Cognitive radio (CR) is a form of wireless communication in which a transceiver can intelligently detect which communication channels are in use and which ones are not. The transceiver then instantly moves into vacant channels, while avoiding occupied ones. These capabilities help optimize the use of the available radio frequency (RF) spectrum.
The wireless RF spectrum is a limited resource, usually allocated through a licensing process. In the U.S., it is the joint responsibility of the Federal Communications Commission (FCC) and the National Telecommunications and Information Administration (NTIA). The FCC administers the spectrum for non-federal (e.g., commercial) use, while the NTIA does the same for federal (e.g., military, FBI) use.
The allocated (licensed) spectrum is not always used optimally. As a result, some bands are overcrowded (e.g., GSM cellular networks), while others are relatively unused (e.g., military). This spectrum inefficiency limits the amount of data that can be transmitted to users and lowers service quality.
As the number of connected devices in use continues to grow, this limited resource is fast becoming a scarce resource. Cognitive radio is an efficient way to use and share this resource intelligently, optimally and fairly.
Cognitive radio networks and capabilities
Joseph Mitola at the KTH Royal Institute of Technology in Stockholm, first proposed the idea of cognitive radio in 1998. It is a hybrid technology involving software-defined radio (SDR) as applied to spread spectrum communications.
A cognitive radio network (CRN) is split into two main networks, a primary network and a secondary network. The primary network owns the licensed band and consists of the primary radio base station and users. The secondary network shares the unused spectrum with the primary network. It consists of the cognitive radio base station and users.
The three key capabilities that differentiate cognitive radio from traditional radio are:
- Cognition: CR understands its geographical and operational environment.
- Reconfiguration: According to this cognitive knowledge, CR can decide to dynamically and autonomously adjust its parameters.
- Learning: CR can also learn from the experience, and experiment with new configurations in new situations.
Cognitive radio facets
The two main facets used in CR are spectrum sensing and spectrum database.
CR devices track the spectrum bands in their neighborhoods to identify users licensed to operate in that band.

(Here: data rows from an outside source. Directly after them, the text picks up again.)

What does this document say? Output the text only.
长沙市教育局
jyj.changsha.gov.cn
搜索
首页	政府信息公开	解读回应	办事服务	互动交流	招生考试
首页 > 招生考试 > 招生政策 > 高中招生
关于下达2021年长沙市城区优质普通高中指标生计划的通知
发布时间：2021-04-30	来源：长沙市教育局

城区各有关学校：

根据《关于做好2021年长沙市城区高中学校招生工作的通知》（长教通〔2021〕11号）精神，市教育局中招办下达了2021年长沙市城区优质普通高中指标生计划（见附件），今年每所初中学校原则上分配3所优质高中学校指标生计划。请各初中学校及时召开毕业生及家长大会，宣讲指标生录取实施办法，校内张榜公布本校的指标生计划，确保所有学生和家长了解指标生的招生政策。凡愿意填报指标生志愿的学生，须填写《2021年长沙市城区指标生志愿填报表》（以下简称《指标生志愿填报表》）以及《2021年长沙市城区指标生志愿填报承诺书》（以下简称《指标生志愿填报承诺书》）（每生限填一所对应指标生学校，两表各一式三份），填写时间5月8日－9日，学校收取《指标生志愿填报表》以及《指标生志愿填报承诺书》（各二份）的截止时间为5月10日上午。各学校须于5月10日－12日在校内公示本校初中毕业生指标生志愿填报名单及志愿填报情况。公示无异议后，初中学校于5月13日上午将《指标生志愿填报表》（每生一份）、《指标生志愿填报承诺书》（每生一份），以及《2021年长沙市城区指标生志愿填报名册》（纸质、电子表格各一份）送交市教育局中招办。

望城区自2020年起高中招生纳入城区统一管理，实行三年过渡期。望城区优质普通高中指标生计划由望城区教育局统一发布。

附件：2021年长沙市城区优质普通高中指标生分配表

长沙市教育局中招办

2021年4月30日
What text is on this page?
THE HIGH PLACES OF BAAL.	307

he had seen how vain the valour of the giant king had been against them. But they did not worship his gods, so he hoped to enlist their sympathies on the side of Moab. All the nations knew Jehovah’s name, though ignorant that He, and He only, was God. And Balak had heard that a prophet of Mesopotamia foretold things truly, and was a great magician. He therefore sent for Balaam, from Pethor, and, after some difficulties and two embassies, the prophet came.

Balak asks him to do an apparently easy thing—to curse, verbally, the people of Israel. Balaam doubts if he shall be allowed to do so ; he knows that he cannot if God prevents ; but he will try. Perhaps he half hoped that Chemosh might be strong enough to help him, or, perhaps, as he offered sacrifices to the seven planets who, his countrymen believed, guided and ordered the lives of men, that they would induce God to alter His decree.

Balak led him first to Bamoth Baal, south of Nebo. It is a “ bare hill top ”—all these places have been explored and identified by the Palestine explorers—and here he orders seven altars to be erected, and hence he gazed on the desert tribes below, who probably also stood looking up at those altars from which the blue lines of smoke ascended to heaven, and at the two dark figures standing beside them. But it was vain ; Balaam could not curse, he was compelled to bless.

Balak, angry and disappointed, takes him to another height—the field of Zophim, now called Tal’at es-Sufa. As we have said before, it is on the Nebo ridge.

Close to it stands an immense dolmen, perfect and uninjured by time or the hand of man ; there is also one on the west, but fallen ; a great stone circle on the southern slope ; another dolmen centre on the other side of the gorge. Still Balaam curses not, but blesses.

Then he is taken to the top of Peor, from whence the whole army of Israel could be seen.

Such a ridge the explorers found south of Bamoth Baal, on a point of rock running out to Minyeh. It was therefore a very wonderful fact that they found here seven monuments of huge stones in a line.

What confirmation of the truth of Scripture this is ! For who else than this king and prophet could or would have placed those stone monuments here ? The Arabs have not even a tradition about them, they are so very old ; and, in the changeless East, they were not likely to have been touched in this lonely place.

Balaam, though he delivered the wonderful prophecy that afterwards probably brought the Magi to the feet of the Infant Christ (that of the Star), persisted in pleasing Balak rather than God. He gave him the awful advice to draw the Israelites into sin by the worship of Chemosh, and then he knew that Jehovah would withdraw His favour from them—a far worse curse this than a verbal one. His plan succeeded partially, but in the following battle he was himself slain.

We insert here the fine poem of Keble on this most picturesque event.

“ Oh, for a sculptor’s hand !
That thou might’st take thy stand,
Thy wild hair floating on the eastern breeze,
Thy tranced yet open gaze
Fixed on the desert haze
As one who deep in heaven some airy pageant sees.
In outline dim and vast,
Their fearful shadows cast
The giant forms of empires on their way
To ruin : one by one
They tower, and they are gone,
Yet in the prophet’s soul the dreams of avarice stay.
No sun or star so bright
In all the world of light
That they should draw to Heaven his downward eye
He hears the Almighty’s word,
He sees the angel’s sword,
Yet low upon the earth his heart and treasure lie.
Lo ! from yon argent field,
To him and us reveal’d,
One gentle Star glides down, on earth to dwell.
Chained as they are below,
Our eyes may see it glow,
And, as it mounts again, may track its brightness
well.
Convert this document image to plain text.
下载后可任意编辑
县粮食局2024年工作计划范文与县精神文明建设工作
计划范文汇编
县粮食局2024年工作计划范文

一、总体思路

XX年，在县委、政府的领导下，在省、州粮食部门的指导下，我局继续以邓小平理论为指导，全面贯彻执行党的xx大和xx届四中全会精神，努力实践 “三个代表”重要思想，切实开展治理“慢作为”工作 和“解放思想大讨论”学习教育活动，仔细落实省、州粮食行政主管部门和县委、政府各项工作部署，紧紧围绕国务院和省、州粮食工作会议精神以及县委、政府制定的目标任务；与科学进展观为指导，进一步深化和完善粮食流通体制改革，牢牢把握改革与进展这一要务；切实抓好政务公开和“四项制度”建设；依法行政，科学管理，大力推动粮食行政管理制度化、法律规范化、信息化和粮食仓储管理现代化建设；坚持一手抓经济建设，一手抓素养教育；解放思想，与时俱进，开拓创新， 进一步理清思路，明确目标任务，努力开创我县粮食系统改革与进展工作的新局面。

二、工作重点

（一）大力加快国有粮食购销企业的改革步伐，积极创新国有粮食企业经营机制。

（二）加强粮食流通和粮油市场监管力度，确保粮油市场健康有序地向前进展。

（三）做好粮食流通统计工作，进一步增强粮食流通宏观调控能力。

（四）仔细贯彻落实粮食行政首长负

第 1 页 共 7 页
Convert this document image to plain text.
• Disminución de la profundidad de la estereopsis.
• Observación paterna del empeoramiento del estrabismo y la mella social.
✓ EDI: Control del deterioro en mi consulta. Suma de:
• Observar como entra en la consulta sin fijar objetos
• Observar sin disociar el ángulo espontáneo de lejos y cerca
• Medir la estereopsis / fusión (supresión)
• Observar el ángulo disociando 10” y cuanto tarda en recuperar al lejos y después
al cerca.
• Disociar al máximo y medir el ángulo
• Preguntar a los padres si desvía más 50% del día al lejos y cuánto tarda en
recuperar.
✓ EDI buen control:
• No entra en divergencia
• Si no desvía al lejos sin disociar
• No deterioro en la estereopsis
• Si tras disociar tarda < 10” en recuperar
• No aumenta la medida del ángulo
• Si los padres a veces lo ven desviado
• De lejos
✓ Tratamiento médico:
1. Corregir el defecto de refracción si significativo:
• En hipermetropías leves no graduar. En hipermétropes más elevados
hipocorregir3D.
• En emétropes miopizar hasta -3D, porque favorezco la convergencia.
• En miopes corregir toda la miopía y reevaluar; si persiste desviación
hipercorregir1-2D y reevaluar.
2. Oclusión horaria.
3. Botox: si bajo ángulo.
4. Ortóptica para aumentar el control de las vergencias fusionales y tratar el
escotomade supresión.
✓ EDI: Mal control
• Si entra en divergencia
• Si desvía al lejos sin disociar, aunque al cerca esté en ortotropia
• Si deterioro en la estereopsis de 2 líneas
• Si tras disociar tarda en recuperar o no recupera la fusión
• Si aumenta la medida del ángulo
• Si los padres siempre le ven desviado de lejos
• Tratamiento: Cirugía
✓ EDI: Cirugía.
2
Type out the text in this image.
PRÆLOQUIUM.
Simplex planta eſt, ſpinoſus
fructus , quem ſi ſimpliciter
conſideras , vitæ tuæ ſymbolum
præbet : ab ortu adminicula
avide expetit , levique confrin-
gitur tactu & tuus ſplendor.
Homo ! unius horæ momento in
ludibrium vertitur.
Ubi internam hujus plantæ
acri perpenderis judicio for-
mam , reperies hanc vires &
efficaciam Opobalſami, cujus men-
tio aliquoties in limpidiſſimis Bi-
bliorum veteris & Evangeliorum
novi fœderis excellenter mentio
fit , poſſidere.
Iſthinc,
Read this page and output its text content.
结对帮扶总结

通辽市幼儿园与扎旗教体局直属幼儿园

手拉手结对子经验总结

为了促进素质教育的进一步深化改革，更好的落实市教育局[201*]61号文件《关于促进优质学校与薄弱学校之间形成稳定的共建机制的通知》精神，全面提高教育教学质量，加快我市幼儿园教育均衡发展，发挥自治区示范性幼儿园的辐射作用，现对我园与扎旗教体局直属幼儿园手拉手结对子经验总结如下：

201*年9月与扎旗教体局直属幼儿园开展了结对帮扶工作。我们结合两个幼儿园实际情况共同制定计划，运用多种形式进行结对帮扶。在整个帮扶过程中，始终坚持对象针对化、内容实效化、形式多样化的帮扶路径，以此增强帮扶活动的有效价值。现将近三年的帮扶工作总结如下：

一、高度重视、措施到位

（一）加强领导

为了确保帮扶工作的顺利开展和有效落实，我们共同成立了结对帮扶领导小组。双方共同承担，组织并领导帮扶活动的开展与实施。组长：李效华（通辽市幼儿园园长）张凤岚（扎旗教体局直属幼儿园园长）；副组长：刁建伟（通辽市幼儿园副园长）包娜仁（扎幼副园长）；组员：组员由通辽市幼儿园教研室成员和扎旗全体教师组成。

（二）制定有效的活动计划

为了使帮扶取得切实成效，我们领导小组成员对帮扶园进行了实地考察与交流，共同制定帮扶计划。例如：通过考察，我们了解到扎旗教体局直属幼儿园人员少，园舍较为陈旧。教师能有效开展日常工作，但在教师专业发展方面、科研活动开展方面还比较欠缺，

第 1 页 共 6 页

They also look for unused portions of the RF spectrum known as white spaces or spectrum holes. These holes are created and removed dynamically and can be used without a license.
Spectrum sensing may be cooperative or non-cooperative. In the cooperative method, cognitive radio devices share spectrum information, while in the non-cooperative method, each CR device acts on its own.
TV stations update their next week’s use of the RF spectrum in a database that the FCC maintains. Cognitive radio devices can seek information about free spectrum from this database, so they don’t have to rely on complex, time-consuming and expensive spectrum sensing techniques.
The drawback of this method is it’s difficult for the database to update dynamic spectrum activity in real time. As a result, CR devices may miss out on opportunities to access unused spectrum.
To support the growing number of devices that use the RF spectrum, a combined approach is useful. It ensures that devices can quickly and accurately detect unused spectrum and so improve QoS.
Types of cognitive radio
The two main types of CR are heterogeneous and spectrum-sharing.
In heterogeneous CR, operators run several radio access networks (RANs) using the same or different radio access technology (RAT) protocols. Heterogeneous cognitive radio uses a network-centric approach, and the frequency bands allocated to the various RANs are fixed.
In spectrum-sharing CR, several RANs share the same frequency band. They also coordinate with each other to use unoccupied sub-bands intelligently and optimally.
In both CR types, radio resources are optimized, and the QoS is much better than it would be with traditional radio.
Another way of categorizing CR is as full cognitive or spectrum sensing. Full cognitive CR takes into account all parameters that a wireless node or network can be aware of. Spectrum-sensing CR detects channels in the RF spectrum.
Applications of cognitive radio
For example, CR can help address connectivity problems in rural areas. It can also optimize RF operations for smartphones and IoT devices, content delivery networks, also known as content distribution networks, and giant wireless hotspots.
Other potential applications include:
- City- and campus-wide network RF coverage
- Leased networks
- Disaster relief
- Emergency networks
- Cognitive mesh networks
- Medical applications
- Weather forecasting
- Traffic control
According to the IEEE, cognitive radio may even be used in space communications, particularly far outside of Earth's orbit.